Government Faces Both Wayson Conflicts of Interest
New official guidance makes a mockery of the UK’s procurement policies during the Coronavirus pandemic, reports Sam Bright
The outpouring of public money to private firms during the Coronavirus pandemic has been biblical. A plague has inflicted the UK and the world, and the Government’s immediate response was to place its faith – to form a “partnership”, in its own words – with private sector suppliers.
Two thousand consultants have been employed on the UK’s testing and contact tracing programme at an average cost of £1,000 a day; another £1 billion contract has just been published for lateral flow tests purchased from a private firm; at least £10 billion in deals were awarded to companies for COVID-related goods and services without competitive tender.
Yet, as Byline Times readers will be aware, this cross-pollination of the public and private realms has not been without controversy. This newspaper has calculated that at least £3 billion in COVID-related contracts have been awarded to Conservative Party donors and associates. Contracts have been awarded to firms with ties to Government ministers, procurement advisors, and officials at the centre of the UK’s pandemic response.
Throughout the crisis, as these stories have emerged and compounded, the Government’s line has been firm: proper due diligence was undertaken on all contracts, as goods and services were procured rapidly in the national interest.
When pressed about these stories, ministers have been dismissive and often bullish. A recent story alleged that the Home Secretary, Priti Patel, lobbied her Cabinet colleagues about a firm that went on to win more than £100 million in personal protective equipment (PPE) deals. Patel had allegedly been made aware of the company by one of her former advisors.
Yet, Paymaster General Penny Mordaunt, speaking in the House of Commons last week, waved away any suggestion of impropriety. “I would suggest to her that an Essex MP [Priti Patel] is perfectly entitled to forward a member of help from the Essex Chamber of Commerce,” she said.
However, while the Government defends its actions publicly, it is not providing the same message in less well publicised forums.
Last week, the Government via the Cabinet Office provided an update to its guidance on managing conflicts of interest in public sector procurement, designed to inform all departments.
The guidance states that “far-reaching consequences” can result if conflicts of interest cannot be managed appropriately. According to the Government, these far-reaching consequences can include:
- Reputational damage, undermining public confidence in the integrity of the organisation and Government as a whole
- An impression that the organisation or individual is not acting in the public interest
- Breach of the Ministerial or Civil Service Code
- Prosecution of individuals for fraud, bribery or corruption through abuse of position or misconduct in public office
- Exposure to accusations of collusion
- Potential risk of legal challenge for breach of the regulations and/or on public law grounds of actual or apparent bias
According to the guidance, there are three forms of conflict of interest that can give rise to these issues: actual, potential and perceived. The former two relate to whether a public official who has or may intervene in the procurement process has a commercial interest in a company involved.
The third – perceived conflicts of interest – relate to whether a public official’s private interests could improperly influence procurement, even if they have not intervened in the process.
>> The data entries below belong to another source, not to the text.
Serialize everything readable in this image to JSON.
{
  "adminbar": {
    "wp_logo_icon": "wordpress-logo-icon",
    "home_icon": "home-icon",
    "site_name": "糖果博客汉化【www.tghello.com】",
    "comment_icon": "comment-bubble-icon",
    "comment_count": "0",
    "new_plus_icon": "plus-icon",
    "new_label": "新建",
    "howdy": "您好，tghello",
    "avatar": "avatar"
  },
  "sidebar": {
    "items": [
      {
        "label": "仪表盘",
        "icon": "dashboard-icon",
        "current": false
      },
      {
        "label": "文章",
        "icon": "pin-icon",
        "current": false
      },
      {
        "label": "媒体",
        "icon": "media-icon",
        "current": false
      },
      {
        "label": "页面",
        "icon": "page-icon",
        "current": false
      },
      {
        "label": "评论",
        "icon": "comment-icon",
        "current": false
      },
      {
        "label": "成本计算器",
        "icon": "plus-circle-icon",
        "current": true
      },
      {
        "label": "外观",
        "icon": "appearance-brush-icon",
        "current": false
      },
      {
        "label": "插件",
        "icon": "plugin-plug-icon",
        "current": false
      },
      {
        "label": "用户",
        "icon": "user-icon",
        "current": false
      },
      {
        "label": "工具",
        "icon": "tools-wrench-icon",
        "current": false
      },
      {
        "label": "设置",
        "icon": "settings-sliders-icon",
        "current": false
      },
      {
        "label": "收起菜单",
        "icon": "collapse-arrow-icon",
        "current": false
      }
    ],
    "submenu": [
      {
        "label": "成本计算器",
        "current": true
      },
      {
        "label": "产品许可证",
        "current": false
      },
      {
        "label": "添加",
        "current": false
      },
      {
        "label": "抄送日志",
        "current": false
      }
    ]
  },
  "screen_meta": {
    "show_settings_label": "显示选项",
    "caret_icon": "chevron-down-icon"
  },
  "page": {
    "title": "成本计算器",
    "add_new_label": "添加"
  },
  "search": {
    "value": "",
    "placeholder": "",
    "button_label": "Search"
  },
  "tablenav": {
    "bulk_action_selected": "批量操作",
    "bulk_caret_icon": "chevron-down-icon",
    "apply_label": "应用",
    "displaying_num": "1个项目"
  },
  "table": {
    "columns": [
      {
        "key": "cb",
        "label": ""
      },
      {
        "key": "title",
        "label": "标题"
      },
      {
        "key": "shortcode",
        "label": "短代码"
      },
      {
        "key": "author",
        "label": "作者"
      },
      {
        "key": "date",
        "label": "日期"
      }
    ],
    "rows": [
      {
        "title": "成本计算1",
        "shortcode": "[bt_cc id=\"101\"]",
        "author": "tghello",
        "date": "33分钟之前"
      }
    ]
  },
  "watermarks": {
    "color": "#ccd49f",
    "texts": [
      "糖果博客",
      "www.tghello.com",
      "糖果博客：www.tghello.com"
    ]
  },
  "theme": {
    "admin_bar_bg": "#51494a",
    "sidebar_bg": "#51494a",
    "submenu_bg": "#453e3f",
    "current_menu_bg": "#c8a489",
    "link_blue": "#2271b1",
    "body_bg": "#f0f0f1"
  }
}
The guidance gives the example of a senior figure in a department who has known connections to a company that is engaging in a public sector procurement process. The Government official has no involvement in the decision to award a contract or not, but there is a reasonable perception that such influence could take place.
This is significant. The weekend after the story involving Priti Patel attracted a media frenzy, Health and Social Care Secretary Matt Hancock defended her – and his own department – by saying that ministers are not involved in the awarding of contracts to individual firms. Indeed, this has been the Government’s standard defence to accusations of perceived cronyism – a line that has been sent to me repeatedly by press officers during the pandemic.
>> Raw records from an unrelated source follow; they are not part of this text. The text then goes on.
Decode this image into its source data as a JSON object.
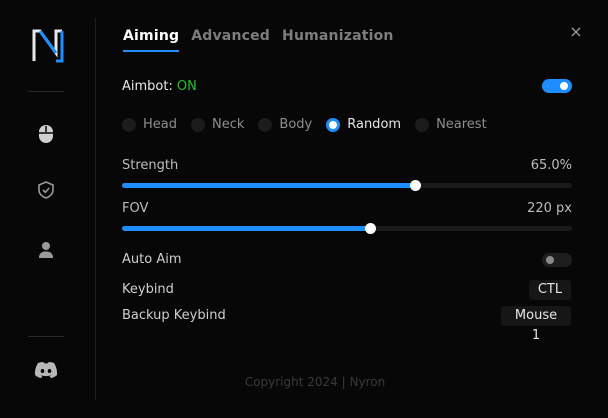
{
  "brand": {
    "logo_icon": "nyron-logo"
  },
  "sidebar": {
    "items": [
      {
        "icon": "mouse-icon"
      },
      {
        "icon": "shield-icon"
      },
      {
        "icon": "user-icon"
      }
    ],
    "bottom_icon": "discord-icon"
  },
  "tabs": [
    {
      "label": "Aiming",
      "active": true
    },
    {
      "label": "Advanced",
      "active": false
    },
    {
      "label": "Humanization",
      "active": false
    }
  ],
  "close_icon": "×",
  "aimbot": {
    "label": "Aimbot:",
    "status": "ON",
    "enabled": true
  },
  "targets": {
    "options": [
      "Head",
      "Neck",
      "Body",
      "Random",
      "Nearest"
    ],
    "selected": "Random"
  },
  "strength": {
    "label": "Strength",
    "value_text": "65.0%",
    "value": 65.0
  },
  "fov": {
    "label": "FOV",
    "value_text": "220 px",
    "fraction": 0.55
  },
  "auto_aim": {
    "label": "Auto Aim",
    "enabled": false
  },
  "keybind": {
    "label": "Keybind",
    "value": "CTL"
  },
  "backup_keybind": {
    "label": "Backup Keybind",
    "value": "Mouse 1"
  },
  "footer": {
    "text": "Copyright 2024 | Nyron"
  },
  "colors": {
    "accent": "#1e8dff",
    "on_status": "#22c32e",
    "background": "#070707"
  }
}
However, as the Government’s own advice makes patently clear, this doesn’t matter. There can be justifiable conflict of interest concerns stemming from essentially any meaningful relationship between a senior individual in Government and a private firm that has obtained or is trying to obtain public contracts.
A £300,000 contract awarded to a close associate of the Government’s PPE tsar; a £38 million contract won by a firm chaired by a procurement advisor; a £253 million deal awarded to a firm linked to a member of the Government’s Board of Trade; two contracts won by firms with ties to Matt Hancock and his family; a £22.6 million deal awarded to a company that has been advised by a Government procurement official.
These stories have all been exposed during the pandemic and are all examples of perceived conflicts of interest, yet they have not provoked an explanation or an apology from the Government.
The procurement scandal has, at times, been portrayed in the media as a ‘conspiracy theory’; an attempt by journalists to find connections that simply do not exist. The fact is, we have simply been holding the Government to its own rules.